Much has been said about the various ways in which the COVID-19 coronavirus crisis is affecting air transport and, consequently, the entire aviation industry. After years of uninterrupted growth, and with the expectation that this growth would continue, all forecasts have had to be rewritten. This crisis will not only affect industry figures for 2020, but will also force us to re-evaluate some hitherto immutable aspects of aviation.
There is a long road ahead of us to recover the industry’s trajectory of growth, which makes it essential to know exactly where we stand.
The incorporation of health prevention and protection criteria at all levels of air transport, from infrastructure management to passenger experience, will necessarily lead to a change in aviation business parameters. The industry scenario from the summer of 2020 onwards is expected to include aircraft with limitations in terms of capacity, lower flight occupancy, and more expensive tickets, along with other developments. And this will be in addition to a series of other changes that are being self-imposed by the industry itself, such as constant improvements in efficiency and in the fight against climate change. These aspects are no less important in the new global context.

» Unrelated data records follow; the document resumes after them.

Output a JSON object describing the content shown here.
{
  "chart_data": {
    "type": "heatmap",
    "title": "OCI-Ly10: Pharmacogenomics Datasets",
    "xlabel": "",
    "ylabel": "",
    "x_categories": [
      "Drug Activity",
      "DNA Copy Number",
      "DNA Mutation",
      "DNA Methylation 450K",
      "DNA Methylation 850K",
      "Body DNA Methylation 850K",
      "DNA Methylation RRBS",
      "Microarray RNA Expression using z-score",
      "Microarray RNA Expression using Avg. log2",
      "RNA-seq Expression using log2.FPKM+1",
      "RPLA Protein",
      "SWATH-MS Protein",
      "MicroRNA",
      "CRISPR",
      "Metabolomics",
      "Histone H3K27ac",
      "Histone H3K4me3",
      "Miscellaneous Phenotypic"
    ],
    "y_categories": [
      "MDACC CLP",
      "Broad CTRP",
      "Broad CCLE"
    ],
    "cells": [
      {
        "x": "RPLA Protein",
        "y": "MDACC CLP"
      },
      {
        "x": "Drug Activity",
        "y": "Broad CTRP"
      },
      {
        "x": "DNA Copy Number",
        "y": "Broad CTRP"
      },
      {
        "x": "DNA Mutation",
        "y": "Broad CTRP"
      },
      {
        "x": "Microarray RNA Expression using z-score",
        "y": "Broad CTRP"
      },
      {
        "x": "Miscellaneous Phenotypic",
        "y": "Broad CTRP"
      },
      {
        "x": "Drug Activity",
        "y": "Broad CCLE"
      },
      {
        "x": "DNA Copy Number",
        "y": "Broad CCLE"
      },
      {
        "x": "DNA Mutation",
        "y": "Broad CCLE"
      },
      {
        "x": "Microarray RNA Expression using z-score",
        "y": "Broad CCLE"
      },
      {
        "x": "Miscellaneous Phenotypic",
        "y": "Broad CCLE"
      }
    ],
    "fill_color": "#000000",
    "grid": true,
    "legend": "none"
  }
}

In this infographic we have compiled some indicators that provide a global perspective on three key scenarios: the air transport industry’s status before the crisis, the direct impact of COVID-19, and a forecast for the recovery process.
Firstly, we give an overview of the evolution of air transport over the last fifteen years. To do so, we have considered the evolution of the number of passengers, both in terms of volume and income generated. We also show the relative contribution each region makes to the global air transport industry.
Next, we have analysed the impact of COVID-19 on the number of passengers in different regions of the world, which is closely correlated to the type and level of restrictions implemented in each area. We then show the expected consequences for the year 2020, both in terms of passenger numbers and in terms of expected revenue for airlines and airports.
Finally, we have carried out a provisional analysis of the recovery trajectory for air transport. To do this, we have taken into account secondary factors that may affect the movement of passengers, including those related to tourism and business. We have also considered the timeframes announced by major countries for reversing the measures taken during this health crisis. The graph shows the most conservative scenario in each case.
There is no doubt that we are living in complex times, and the knowledge and experience held by the aviation industry will undoubtedly be crucial for rebuilding this situation with solvency in order to resume a trajectory of growth.